Harvard University’s minority enrollment is at an all time high compared to England’s Oxford University — arguably the Harvard of the U.K. — with recent figures showing 11.8 percent African-American and 12.1 percent Latino enrollment for the fall 2011 school year. In 2009, Harvard reported 10.8 percent of its students were African American compared to 8.2 percent at Princeton and 7 percent at Yale. And in 2008, African-American students made up 14 percent of US college enrolments.
The Ivy League school credits its extensive outreach program for the steadily increasing minority enrollment. England's former higher education minister David Lammy suggests Harvard’s ethnic enrollment is up because the school contacts every high-achieving minority student in the country. Harvard is known for sending admissions officers to schools in every state each year.

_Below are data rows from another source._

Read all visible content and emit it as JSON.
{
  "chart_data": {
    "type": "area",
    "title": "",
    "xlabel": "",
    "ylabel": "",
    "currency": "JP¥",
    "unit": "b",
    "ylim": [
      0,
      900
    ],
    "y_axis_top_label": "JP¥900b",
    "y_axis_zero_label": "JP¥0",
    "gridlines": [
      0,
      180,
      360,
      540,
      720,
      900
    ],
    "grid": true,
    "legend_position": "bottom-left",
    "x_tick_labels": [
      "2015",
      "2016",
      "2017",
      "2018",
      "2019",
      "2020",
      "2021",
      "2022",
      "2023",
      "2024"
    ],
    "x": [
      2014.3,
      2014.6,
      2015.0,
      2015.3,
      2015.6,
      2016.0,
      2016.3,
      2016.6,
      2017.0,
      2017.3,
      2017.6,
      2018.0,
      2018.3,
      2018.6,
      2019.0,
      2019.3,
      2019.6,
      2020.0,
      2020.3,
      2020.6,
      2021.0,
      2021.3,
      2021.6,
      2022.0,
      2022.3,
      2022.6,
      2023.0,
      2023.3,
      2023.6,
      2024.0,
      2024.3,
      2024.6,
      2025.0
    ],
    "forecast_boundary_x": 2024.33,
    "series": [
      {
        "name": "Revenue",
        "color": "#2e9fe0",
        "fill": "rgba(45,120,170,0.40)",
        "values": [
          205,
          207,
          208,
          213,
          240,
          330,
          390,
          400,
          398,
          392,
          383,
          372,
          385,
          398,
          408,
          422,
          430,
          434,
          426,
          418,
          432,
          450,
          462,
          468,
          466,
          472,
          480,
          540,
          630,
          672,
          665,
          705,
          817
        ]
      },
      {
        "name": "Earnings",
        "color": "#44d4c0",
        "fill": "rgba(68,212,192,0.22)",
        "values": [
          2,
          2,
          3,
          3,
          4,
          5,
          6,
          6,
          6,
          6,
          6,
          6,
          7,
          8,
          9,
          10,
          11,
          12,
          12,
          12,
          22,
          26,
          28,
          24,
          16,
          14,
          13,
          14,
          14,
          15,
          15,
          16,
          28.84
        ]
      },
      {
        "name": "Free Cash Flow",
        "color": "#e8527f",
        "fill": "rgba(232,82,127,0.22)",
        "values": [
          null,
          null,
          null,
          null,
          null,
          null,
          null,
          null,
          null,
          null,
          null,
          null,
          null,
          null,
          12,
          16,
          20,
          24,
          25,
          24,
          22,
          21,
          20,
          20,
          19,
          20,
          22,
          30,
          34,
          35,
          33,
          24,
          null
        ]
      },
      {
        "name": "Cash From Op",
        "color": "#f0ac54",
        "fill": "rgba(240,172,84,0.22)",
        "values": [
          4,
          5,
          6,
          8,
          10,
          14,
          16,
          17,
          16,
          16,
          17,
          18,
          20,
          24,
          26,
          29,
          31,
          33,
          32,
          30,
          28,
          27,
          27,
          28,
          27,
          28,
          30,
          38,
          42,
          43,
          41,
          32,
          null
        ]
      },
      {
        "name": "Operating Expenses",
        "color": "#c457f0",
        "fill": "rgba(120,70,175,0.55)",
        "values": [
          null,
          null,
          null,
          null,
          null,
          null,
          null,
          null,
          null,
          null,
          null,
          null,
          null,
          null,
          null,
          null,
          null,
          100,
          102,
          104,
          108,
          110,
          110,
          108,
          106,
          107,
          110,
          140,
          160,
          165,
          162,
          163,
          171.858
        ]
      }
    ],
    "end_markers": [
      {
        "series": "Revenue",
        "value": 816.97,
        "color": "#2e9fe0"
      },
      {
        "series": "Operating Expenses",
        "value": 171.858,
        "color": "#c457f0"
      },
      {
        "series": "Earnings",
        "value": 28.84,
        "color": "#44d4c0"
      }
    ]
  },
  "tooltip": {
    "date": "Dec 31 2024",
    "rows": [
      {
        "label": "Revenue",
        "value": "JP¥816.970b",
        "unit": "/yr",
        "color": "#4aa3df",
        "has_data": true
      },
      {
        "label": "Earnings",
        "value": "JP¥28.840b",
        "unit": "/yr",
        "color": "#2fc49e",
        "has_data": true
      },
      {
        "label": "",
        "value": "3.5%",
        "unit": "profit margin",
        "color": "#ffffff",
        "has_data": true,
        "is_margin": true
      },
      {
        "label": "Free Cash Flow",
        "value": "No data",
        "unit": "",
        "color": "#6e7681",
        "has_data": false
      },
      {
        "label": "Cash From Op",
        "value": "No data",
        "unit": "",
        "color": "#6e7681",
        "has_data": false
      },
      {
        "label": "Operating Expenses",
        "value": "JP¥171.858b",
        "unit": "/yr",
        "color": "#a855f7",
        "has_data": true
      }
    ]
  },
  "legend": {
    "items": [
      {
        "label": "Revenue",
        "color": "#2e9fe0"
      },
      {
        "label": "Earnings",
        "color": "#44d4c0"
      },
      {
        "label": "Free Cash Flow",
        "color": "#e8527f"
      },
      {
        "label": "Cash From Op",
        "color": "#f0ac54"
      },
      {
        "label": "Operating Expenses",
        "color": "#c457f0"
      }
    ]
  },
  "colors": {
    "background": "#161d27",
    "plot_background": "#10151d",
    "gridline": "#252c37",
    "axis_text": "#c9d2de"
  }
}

Harvard's minority recruitment is run by a team of undergraduates who manage campus visits and questions about academic life throughout the year. The school has also proven to do a better job at targeting low-income students compared to other Ivy League schools. In 2008-2009, 15 percent of the university’s students received Pell grants; government aid that assists 46 percent of African-American college students each year. Harvard’s lavish endowment and financial aid programs also might have attributed to an increase in minority enrollment. More than 60 percent of Harvard’s incoming students will be receiving an average of $40,000 in need-based scholarships this fall.
Although strides have been made to increase the number of African-Americans enrolled in Ivy League schools, some argue that a one percent increase in two years is nothing to get excited over. Regardless of where you stand, when it comes to blacks and Ivy League education, we can all agree that we could do better.